I then took the next step, literally, and elected to go for a video running gait analysis at a local sports medicine clinic. I’d get to the bottom of this lean to the left thing. The analysis was designed to address biomechanical abnormalities that should be corrected to improve performance and efficiency and involved a clinical exam and a treadmill run examining the angulations, strength and flexibility in my hips, knees, ankles etc. It provided information of things below my knee but way over my head with terminology like my Q angle (I was feeling more obtuse than Q) and ankle equinus (limited upward bending of the ankle joint.) etc. The video also examined hip hiking (hitch hiking I knew but I learned the former was the lifting of one’s hip/pelvis on one side).
Early on in the process I sensed my belief of being a gracefully efficient runner was about to be shattered.

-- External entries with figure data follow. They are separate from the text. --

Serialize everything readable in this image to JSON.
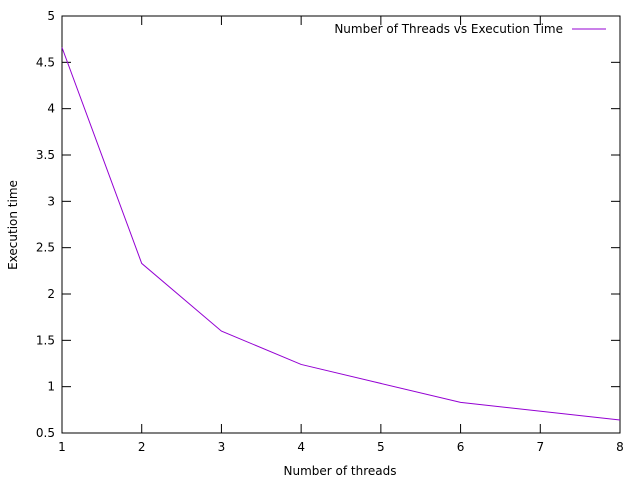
{
  "chart_data": {
    "type": "line",
    "title": "",
    "xlabel": "Number of threads",
    "ylabel": "Execution time",
    "xlim": [
      1,
      8
    ],
    "ylim": [
      0.5,
      5
    ],
    "xticks": [
      1,
      2,
      3,
      4,
      5,
      6,
      7,
      8
    ],
    "yticks": [
      0.5,
      1,
      1.5,
      2,
      2.5,
      3,
      3.5,
      4,
      4.5,
      5
    ],
    "ytick_labels": [
      "0.5",
      "1",
      "1.5",
      "2",
      "2.5",
      "3",
      "3.5",
      "4",
      "4.5",
      "5"
    ],
    "grid": false,
    "legend_position": "top-right",
    "series": [
      {
        "name": "Number of Threads vs Execution Time",
        "color": "#9400d3",
        "x": [
          1,
          2,
          3,
          4,
          6,
          8
        ],
        "y": [
          4.66,
          2.33,
          1.6,
          1.24,
          0.83,
          0.64
        ]
      }
    ]
  }
}
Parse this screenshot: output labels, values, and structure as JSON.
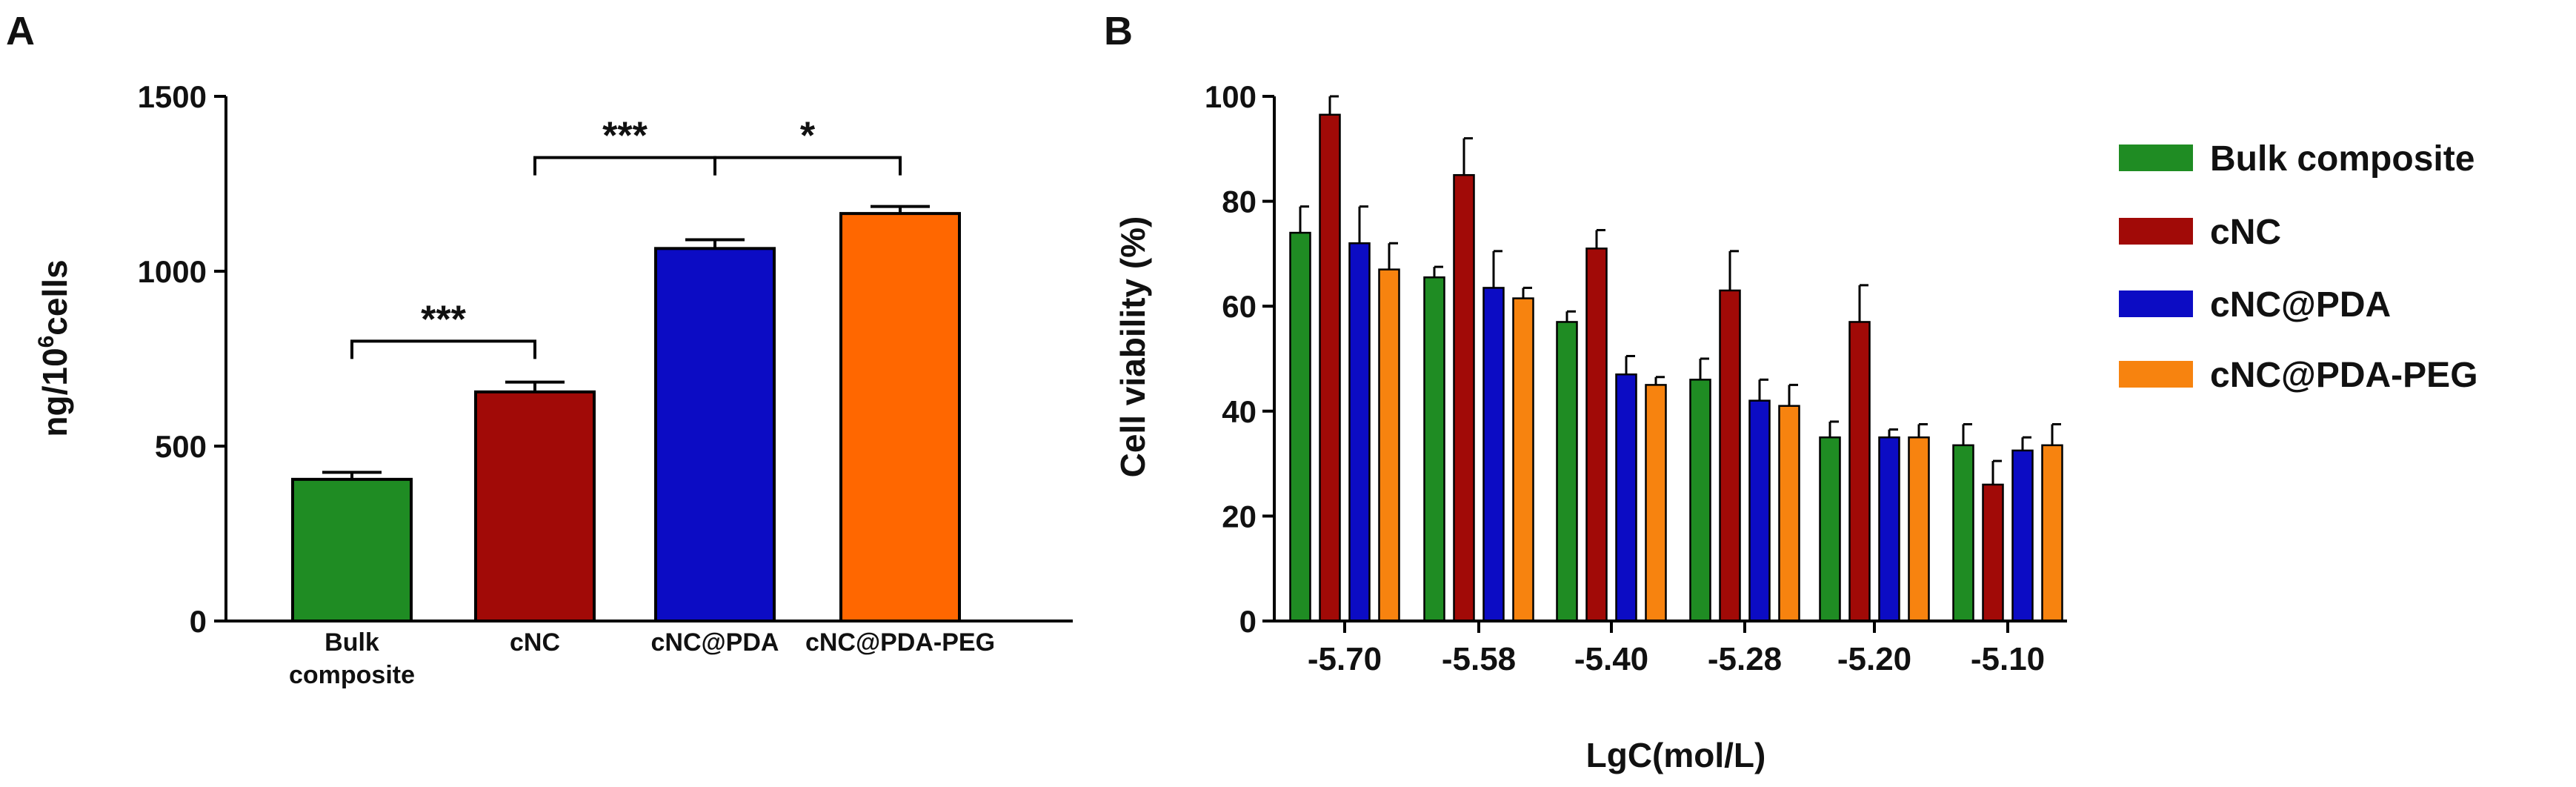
{
  "colors": {
    "bulk": "#1f8c23",
    "cnc": "#a10a07",
    "cnc_pda": "#0c0cc4",
    "cnc_pda_peg": "#ff6700",
    "cnc_pda_peg_b": "#f7830f"
  },
  "chart_data": [
    {
      "panel": "A",
      "type": "bar",
      "ylabel_main": "ng/10",
      "ylabel_sup": "6",
      "ylabel_tail": "cells",
      "xlabel": "",
      "ylim": [
        0,
        1500
      ],
      "yticks": [
        0,
        500,
        1000,
        1500
      ],
      "categories": [
        {
          "line1": "Bulk",
          "line2": "composite"
        },
        {
          "line1": "cNC",
          "line2": ""
        },
        {
          "line1": "cNC@PDA",
          "line2": ""
        },
        {
          "line1": "cNC@PDA-PEG",
          "line2": ""
        }
      ],
      "values": [
        405,
        655,
        1065,
        1165
      ],
      "errors": [
        20,
        28,
        25,
        20
      ],
      "significance": [
        {
          "from": 0,
          "to": 1,
          "label": "***",
          "y": 800
        },
        {
          "from": 1,
          "to": 2,
          "label": "***",
          "y": 1325
        },
        {
          "from": 2,
          "to": 3,
          "label": "*",
          "y": 1325
        }
      ]
    },
    {
      "panel": "B",
      "type": "bar",
      "ylabel": "Cell viability (%)",
      "xlabel": "LgC(mol/L)",
      "ylim": [
        0,
        100
      ],
      "yticks": [
        0,
        20,
        40,
        60,
        80,
        100
      ],
      "categories": [
        "-5.70",
        "-5.58",
        "-5.40",
        "-5.28",
        "-5.20",
        "-5.10"
      ],
      "series": [
        {
          "name": "Bulk composite",
          "values": [
            74,
            65.5,
            57,
            46,
            35,
            33.5
          ],
          "errors": [
            5,
            2,
            2,
            4,
            3,
            4
          ]
        },
        {
          "name": "cNC",
          "values": [
            96.5,
            85,
            71,
            63,
            57,
            26
          ],
          "errors": [
            3.5,
            7,
            3.5,
            7.5,
            7,
            4.5
          ]
        },
        {
          "name": "cNC@PDA",
          "values": [
            72,
            63.5,
            47,
            42,
            35,
            32.5
          ],
          "errors": [
            7,
            7,
            3.5,
            4,
            1.5,
            2.5
          ]
        },
        {
          "name": "cNC@PDA-PEG",
          "values": [
            67,
            61.5,
            45,
            41,
            35,
            33.5
          ],
          "errors": [
            5,
            2,
            1.5,
            4,
            2.5,
            4
          ]
        }
      ]
    }
  ]
}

Perhaps I was overly sensitive, but when the professionals performing the exam began raising their eyebrows, whispering to each other and subtly shaking their heads, I was getting a not so subtle clue to their opinion. After the analysis was completed, I was advised I had flexibility and strength imbalances, excessive shoulder and hip lateral rotation, pressed too hard on the ball of my right foot, had a contralateral hip drop and internal thigh rotation due to hip weakness, tight lower back and hip flexors as well as overpronation, overstriding and right arm overswinging. Eventually they were over with my various “overs.” I couldn’t help but then somewhat jokingly say, “Other than that, it’s all good right?”
One of them then added, “Oh, plus you lead with your left.” Great.
Eventually, I walked away with some exercises, stretches, and running drills etc. Over the next few months I did implement everything and was confident that concentrating on my running form had assisted with my speed, efficiency, and leg discomforts. Shortly thereafter, I was doing some cross training on the elliptical at the fitness center when my wife came by. She was looking at me for a bit and had a slightly quizzical expression as I pounded away, feeling smooth and graceful. Me and the machine in harmony. She then said, “Do you know you lead with your left?”
Oy! I wonder if there is video elliptical gait analysis?